Mothers Who Think: Worse than it ought to be

'As Good As It Gets' is more a horror film than a heartwarmer: one more pathetic male rescue fantasy about an emotionally constipated misfit who is saved by the love of a good woman.

Published March 20, 1998 8:00PM (EST)

Here's the story: A very good friend of yours, a single mother, tells you she just met A Guy. This is a fairly big deal for her, because she doesn't get out much -- she lives with her mother -- and because her son has chronic allergies that land him in the emergency room on a regular basis, and because she has an exhausting job as a coffee shop waitress. In short, she's too beaten down to have much luck in the dating world.

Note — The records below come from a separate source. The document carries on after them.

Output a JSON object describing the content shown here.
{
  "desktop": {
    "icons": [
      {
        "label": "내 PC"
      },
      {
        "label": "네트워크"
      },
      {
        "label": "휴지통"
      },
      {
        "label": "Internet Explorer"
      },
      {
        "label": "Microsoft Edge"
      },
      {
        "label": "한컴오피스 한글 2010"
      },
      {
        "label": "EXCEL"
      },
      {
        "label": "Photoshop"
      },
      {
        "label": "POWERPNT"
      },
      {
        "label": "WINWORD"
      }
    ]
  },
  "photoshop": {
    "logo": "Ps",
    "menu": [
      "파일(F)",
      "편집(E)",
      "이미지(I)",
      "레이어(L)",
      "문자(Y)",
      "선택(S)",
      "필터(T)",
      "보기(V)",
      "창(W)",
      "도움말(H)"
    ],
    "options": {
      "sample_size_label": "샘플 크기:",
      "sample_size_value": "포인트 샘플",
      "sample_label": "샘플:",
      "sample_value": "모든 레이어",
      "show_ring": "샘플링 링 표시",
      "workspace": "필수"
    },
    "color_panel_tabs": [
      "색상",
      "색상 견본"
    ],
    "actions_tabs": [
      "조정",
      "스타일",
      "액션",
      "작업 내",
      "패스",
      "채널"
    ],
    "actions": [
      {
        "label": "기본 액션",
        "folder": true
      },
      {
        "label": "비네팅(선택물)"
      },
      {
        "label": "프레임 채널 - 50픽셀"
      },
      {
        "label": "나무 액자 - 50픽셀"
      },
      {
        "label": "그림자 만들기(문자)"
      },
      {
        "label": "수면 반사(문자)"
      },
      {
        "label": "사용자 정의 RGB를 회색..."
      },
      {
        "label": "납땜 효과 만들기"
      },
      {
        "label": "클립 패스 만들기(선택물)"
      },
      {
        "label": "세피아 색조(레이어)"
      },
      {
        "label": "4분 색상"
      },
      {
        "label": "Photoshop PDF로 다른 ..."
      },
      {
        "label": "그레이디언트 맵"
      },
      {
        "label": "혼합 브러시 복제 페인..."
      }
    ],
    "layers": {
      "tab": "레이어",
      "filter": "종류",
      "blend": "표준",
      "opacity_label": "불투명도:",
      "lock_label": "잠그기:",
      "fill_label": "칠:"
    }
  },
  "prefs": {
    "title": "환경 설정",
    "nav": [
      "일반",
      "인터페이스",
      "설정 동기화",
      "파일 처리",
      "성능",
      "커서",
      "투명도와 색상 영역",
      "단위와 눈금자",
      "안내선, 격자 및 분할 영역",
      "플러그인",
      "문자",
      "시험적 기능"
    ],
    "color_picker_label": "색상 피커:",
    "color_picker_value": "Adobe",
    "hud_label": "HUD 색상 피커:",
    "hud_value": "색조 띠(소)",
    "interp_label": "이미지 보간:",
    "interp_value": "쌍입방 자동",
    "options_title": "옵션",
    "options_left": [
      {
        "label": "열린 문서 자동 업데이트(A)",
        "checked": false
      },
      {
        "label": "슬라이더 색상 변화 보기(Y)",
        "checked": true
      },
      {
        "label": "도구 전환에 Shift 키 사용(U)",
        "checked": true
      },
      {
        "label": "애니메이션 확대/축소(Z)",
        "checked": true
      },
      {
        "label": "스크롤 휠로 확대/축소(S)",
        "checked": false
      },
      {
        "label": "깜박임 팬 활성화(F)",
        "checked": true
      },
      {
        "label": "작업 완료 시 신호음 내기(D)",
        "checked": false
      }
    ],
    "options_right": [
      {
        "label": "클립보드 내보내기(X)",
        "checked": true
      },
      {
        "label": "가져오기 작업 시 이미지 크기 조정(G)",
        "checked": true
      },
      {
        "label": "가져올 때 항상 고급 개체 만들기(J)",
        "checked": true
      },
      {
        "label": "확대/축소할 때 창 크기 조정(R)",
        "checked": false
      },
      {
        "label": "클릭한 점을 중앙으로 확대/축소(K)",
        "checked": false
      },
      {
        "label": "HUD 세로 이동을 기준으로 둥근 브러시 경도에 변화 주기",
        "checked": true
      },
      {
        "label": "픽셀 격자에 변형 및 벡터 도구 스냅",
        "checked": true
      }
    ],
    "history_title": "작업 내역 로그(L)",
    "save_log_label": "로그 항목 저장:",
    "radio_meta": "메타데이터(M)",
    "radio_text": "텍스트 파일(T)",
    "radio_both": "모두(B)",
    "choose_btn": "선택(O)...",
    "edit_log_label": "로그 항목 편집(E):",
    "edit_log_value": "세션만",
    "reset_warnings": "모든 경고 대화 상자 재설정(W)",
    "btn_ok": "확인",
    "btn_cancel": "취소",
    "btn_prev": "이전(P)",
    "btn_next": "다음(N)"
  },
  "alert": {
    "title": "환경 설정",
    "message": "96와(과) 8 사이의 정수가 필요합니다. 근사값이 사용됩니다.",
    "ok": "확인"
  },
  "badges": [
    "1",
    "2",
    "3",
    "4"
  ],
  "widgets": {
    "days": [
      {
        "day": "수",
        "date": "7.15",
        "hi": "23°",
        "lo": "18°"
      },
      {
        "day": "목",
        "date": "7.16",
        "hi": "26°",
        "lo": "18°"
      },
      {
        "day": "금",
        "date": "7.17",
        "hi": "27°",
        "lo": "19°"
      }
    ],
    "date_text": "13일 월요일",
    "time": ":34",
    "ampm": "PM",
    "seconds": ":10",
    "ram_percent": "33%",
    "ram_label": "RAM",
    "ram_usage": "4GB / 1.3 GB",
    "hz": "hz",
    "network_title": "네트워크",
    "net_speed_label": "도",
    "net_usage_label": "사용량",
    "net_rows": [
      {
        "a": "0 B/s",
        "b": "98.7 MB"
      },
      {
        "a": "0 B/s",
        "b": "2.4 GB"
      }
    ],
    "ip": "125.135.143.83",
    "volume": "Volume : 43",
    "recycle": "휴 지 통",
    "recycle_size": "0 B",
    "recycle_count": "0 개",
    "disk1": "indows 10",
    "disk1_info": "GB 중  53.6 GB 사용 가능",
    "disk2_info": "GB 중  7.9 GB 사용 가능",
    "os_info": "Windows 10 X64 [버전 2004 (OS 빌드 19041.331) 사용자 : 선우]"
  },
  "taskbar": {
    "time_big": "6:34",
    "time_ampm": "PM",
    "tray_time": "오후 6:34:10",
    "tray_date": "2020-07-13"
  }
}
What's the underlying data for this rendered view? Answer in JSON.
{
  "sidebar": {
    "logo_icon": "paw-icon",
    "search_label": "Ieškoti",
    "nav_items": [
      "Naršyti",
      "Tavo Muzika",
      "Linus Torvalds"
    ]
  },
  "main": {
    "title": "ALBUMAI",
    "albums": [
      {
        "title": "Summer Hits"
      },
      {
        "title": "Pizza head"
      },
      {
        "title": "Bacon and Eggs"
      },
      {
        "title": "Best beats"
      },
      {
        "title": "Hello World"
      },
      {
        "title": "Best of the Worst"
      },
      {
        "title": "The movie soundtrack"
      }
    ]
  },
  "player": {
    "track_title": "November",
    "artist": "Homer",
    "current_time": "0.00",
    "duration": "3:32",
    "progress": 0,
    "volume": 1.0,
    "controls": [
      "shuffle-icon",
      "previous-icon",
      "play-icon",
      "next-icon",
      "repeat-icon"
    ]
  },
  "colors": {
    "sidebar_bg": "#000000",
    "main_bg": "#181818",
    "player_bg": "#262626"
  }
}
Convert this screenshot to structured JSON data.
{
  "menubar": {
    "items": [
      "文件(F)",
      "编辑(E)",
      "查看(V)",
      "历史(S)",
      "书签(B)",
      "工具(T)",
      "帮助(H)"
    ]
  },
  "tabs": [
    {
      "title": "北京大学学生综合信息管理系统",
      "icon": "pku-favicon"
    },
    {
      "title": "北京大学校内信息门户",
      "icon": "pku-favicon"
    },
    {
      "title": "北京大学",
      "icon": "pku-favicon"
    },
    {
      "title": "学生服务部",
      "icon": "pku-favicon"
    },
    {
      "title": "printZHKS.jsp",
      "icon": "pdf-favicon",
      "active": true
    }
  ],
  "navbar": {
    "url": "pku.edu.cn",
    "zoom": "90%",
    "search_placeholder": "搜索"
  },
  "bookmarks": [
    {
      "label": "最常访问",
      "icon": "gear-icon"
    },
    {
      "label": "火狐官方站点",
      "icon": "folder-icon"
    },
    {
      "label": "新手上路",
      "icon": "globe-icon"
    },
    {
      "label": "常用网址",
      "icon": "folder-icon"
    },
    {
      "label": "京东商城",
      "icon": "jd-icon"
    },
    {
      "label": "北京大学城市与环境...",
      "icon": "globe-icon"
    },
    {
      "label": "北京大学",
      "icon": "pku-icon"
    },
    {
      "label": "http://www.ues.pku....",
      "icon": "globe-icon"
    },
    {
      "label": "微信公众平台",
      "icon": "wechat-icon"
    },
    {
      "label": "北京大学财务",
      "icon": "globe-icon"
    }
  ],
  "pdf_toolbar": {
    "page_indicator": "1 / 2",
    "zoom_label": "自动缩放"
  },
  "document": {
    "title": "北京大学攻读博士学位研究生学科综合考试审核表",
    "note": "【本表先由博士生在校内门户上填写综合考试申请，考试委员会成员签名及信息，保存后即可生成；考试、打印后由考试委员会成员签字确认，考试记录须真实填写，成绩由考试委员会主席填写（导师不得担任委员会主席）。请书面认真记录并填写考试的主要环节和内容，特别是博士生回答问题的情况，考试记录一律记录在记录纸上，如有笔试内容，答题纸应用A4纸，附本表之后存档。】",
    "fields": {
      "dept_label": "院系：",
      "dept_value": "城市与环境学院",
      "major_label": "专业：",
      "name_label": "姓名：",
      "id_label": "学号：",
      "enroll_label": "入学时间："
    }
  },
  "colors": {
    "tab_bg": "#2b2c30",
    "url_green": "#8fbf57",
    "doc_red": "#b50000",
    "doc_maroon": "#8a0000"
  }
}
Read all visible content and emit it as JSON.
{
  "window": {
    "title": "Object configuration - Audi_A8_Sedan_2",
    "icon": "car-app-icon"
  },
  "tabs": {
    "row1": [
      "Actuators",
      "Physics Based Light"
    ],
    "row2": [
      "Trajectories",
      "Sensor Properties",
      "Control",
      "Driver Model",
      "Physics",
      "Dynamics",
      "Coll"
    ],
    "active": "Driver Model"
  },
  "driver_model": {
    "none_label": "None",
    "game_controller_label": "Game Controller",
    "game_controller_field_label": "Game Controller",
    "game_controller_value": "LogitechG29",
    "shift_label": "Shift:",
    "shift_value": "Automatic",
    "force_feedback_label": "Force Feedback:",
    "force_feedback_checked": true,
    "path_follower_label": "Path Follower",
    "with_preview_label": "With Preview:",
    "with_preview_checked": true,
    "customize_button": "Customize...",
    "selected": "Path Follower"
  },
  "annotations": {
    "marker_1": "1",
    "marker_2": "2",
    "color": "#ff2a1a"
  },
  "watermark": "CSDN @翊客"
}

So she's pretty excited. "He's a writer," she tells you. "And he even makes money! Well, OK, he's a little bit older than I am, but hey, what's age anyway? Besides, he's only got about three dog years on me. And speaking of dogs, well, he hates them, and even -- I heard -- tried to put his gay neighbor's puppy down a garbage chute. Well, OK, he's not so crazy about the gay neighbor, either, whom he has called a 'fudge packer,' among other things, but he only does that when he's really, really mad, like when this neighbor knocks on his door to ask if anyone has seen the missing puppy. He's a little off, I gotta admit, but then, who isn't? I mean, he has these weird and annoying little habits: He always brings his own silverware to the restaurant and, well, he has this thing about stepping on the cracks in the sidewalk. I just love a man with vulnerabilities, don't you?"

Judging from the theater grosses and Oscar nominations for "As Good As It Gets," of which the above is a plot summary, lots of Americans do. They see it as a heartwarming fairy tale about a high-functioning misfit who finally finds a lid for his very misshapen pot. And this, after all, is a time-honored, high-concept Hollywood tradition ("Nobody's Fool," "Up Close and Personal"): Old man meets woman young enough to be his daughter; old man loses woman (here, because he's a maniac who has somehow escaped institutionalization); young woman eventually comes to realize error of her ways and they live happily ever after.

For me, this film -- written and directed by James L. Brooks, and starring Jack Nicholson and Helen Hunt -- was less a fairy tale than a horror flick: "Get out! Get out!" I wanted to shout as Hunt veered finally into Nicholson's arms. She couldn't have been less safe if she'd met up with Freddie Krueger on Elm Street.

But of course, this movie isn't about Helen Hunt's Carol. It's about Nicholson's Melvin: who he is, what he needs, what he wants. And of course there's a "happy ending" -- for him. Melvin finds himself with a warm, loving woman who, it has been shown, is beloved by all who know her. What does delightful Carol get? The privilege of waking up next to an emotionally constipated, often downright malicious man who will forever undercut his kinder thoughts with a kind of reflexive nastiness no amount of love can "cure."

Filmmaker Brooks has long been lauded as a guy who "writes women well," and I will say that his Holly Hunter character in "Broadcast News" was pretty realistic. But he makes some critical mistakes here, beginning with the scene in which Melvin makes a particularly nasty crack about Carol's sick son, something to the effect that the boy would be better off dead. What kind of mother would go out with him after that? And then there's the now-famous compliment scene, in which a tongue-tied Melvin finally avers that Carol "makes me want to be a better man." It's a great line, but one that any woman over the age of 20 would know the correct response to: "Good. So go be one, and then we'll talk about it."

Brooks and co-writer Marc Andrus don't give Hunt that line, though -- maybe for (unconscious) fear that, were she to utter it, the balance of the film would be disrupted. (Some of us would say that, in fact, the movie would then have some balance.) Sure, Carol wavers about her interest in Melvin, and a couple of times she actually does walk out on him. But there's never any doubt that she'll "succumb" to his questionable charms because ... well, because he needs her, and the only clear characteristic that Brooks establishes for Carol -- through her intensive mothering, her big-sisterly way with co-workers and her immediate befriending of the wounded gay artist (played by Greg Kinnear) -- is that she needs to be needed. Besides, thanks to an aborted love scene early in the movie, we're meant to understand that Carol doesn't really have any other options and she should be damn grateful to find a guy who wants her to be his helpmeet.

I don't care how many tickets he sells, or how many Oscars he takes home, there's nothing new or innovative or charming about Brooks' film, even considering the occasionally funny dialogue and a few contemporary offbeat characters. It's the same-old same-old male rescue fantasy: Ultimate bad boy meets perfect woman/mommy savior. This is as good as it gets? With talents like Nicholson, Hunt and Brooks involved, I'd say it's worse than it oughta be.


By Sara Nelson

Sara Nelson writes a book column for Glamour.